Marcella Frydman Manoharan, co-founder of Cambridge Coaching, which specializes in academic coaching and mentoring offers the following tips how to read mindfully:
- “Find a window of time when you can focus on your reading, rather than trying to squeeze it into a busy day or get a few pages in before bedtime.”
- When your mind wanders, gently usher yourself back to the text and keep going. If you’ve forgotten the last passage you read, you can always go back and read it again.”
5. Join a book club
Book clubs are a great way to motivate ourselves to pursue reading as a hobby. It is so important for our mental health to focus on something other than our chronic illness.
Book clubs are also a great way to meet new people as they present an opportunity for social interaction. Whether you join a book club online or in person, you can make new friends in both settings. This can help you feel less lonely which is something many of us with chronic illness often battle.

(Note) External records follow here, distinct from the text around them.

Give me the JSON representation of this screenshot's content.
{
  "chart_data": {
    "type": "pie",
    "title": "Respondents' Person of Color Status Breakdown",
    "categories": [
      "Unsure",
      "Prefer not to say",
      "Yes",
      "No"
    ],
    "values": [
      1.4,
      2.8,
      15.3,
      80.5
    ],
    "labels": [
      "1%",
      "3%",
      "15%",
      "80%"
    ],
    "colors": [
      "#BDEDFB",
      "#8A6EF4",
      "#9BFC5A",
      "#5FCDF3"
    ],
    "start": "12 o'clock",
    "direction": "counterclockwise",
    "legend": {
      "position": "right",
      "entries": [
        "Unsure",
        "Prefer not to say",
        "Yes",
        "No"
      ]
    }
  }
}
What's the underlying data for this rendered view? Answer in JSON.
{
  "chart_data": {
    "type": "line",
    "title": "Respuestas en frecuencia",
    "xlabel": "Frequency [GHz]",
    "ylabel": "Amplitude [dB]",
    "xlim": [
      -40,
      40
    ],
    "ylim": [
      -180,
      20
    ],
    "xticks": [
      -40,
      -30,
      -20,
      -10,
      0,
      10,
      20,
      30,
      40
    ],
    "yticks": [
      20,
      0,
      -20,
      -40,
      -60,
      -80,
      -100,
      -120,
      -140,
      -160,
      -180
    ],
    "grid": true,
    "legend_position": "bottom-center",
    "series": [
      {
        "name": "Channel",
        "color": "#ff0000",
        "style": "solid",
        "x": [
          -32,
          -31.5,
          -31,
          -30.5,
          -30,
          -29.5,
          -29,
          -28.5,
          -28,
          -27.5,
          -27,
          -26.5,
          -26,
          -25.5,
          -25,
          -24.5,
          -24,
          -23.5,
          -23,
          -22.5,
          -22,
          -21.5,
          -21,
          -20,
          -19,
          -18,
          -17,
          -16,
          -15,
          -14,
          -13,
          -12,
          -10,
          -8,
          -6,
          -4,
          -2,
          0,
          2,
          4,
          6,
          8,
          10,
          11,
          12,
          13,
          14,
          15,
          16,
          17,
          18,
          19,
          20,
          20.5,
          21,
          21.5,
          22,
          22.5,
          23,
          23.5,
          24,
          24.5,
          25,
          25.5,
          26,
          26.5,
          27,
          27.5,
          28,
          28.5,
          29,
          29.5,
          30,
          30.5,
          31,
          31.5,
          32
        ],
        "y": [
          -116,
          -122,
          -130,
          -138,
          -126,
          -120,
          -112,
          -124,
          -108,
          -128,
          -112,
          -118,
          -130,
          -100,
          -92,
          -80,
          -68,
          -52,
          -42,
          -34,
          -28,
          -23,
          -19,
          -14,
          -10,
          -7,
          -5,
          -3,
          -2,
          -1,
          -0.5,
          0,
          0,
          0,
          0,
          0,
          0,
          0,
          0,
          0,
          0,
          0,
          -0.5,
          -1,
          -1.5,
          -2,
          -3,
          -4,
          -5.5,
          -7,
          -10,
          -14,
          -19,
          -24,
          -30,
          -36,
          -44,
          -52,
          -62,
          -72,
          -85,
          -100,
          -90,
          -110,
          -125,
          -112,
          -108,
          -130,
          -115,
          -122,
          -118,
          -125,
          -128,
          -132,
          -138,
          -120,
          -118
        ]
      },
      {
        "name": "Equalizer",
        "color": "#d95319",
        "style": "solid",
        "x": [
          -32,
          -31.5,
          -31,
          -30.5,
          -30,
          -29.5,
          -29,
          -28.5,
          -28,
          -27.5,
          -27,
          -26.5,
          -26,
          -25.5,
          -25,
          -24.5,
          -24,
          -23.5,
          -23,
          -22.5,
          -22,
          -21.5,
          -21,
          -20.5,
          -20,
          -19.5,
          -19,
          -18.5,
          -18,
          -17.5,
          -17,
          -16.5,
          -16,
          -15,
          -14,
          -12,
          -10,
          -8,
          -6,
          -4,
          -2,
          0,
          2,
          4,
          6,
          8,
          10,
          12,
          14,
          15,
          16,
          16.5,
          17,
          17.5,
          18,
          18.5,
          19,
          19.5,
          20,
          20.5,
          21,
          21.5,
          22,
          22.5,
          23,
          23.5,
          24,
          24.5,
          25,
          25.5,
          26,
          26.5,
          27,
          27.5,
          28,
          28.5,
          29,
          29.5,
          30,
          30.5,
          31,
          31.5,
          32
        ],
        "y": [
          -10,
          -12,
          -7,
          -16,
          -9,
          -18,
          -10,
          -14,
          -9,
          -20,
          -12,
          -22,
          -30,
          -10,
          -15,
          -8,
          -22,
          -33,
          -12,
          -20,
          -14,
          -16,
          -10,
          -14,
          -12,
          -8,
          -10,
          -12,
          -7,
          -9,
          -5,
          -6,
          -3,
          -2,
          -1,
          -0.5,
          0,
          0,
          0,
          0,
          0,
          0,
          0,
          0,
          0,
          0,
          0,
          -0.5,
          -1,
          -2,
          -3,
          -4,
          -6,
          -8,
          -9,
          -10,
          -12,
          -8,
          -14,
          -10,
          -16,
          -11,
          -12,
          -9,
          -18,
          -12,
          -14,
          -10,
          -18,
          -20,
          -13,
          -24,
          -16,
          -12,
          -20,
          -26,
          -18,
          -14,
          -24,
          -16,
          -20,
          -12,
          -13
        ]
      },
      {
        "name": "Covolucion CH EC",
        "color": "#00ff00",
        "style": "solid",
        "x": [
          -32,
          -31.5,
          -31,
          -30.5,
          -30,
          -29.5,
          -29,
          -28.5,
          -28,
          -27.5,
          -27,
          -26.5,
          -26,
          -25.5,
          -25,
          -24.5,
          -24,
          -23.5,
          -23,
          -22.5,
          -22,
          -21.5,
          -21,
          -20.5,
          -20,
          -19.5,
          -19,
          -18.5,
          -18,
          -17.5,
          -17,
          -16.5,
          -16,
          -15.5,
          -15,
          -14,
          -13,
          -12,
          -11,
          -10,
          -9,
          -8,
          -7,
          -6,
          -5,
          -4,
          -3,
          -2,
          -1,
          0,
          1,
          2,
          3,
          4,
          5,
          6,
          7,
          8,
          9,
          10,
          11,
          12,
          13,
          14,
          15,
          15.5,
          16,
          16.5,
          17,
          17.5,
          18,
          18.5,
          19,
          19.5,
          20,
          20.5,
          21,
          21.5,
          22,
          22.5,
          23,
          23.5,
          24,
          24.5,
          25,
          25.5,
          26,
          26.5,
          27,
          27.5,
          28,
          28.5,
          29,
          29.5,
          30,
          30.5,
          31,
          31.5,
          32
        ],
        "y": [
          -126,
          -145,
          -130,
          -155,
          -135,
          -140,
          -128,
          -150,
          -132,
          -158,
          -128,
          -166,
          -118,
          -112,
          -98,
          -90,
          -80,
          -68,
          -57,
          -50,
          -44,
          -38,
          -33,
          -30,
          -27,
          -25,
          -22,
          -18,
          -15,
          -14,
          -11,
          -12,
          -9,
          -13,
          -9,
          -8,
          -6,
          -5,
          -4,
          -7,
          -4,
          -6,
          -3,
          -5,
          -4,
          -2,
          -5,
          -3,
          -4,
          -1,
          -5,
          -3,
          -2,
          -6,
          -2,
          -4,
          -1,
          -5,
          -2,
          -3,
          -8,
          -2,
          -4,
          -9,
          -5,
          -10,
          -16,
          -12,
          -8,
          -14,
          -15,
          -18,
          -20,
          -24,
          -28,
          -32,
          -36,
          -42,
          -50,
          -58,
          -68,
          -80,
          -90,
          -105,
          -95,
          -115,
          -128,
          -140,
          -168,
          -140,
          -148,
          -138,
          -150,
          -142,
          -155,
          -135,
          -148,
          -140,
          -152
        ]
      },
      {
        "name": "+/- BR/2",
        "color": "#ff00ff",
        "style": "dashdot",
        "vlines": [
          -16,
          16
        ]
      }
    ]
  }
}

Sometimes, it’s nice to talk to people about something other than migraine and book clubs offer us a topic of unlimited possibilities.
Some book clubs focus on different themes and genres. Therefore, you may read books that you normally would not have chosen for yourself.
If you suffer from migraine join our Migraine Strong Facebook group and inquire about a book club. You can also join book clubs through your local mom’s club, or Meet up. Ask your local library, bookstore, or church if they have any leads for a book club. If you do not have migraine, but suffer from a different chronic illness, do a search for online book clubs on Facebook. Or why not start your own!
Migraine often steals our identity and we forget that we were once more than just a person with migraine. We have to find those parts of ourselves that we may have lost to our chronic illness. If reading was part of your life before migraine, try reconnecting with it. Returning to the hobbies we enjoyed before becoming chronically ill will help us reclaim our identity and thrive.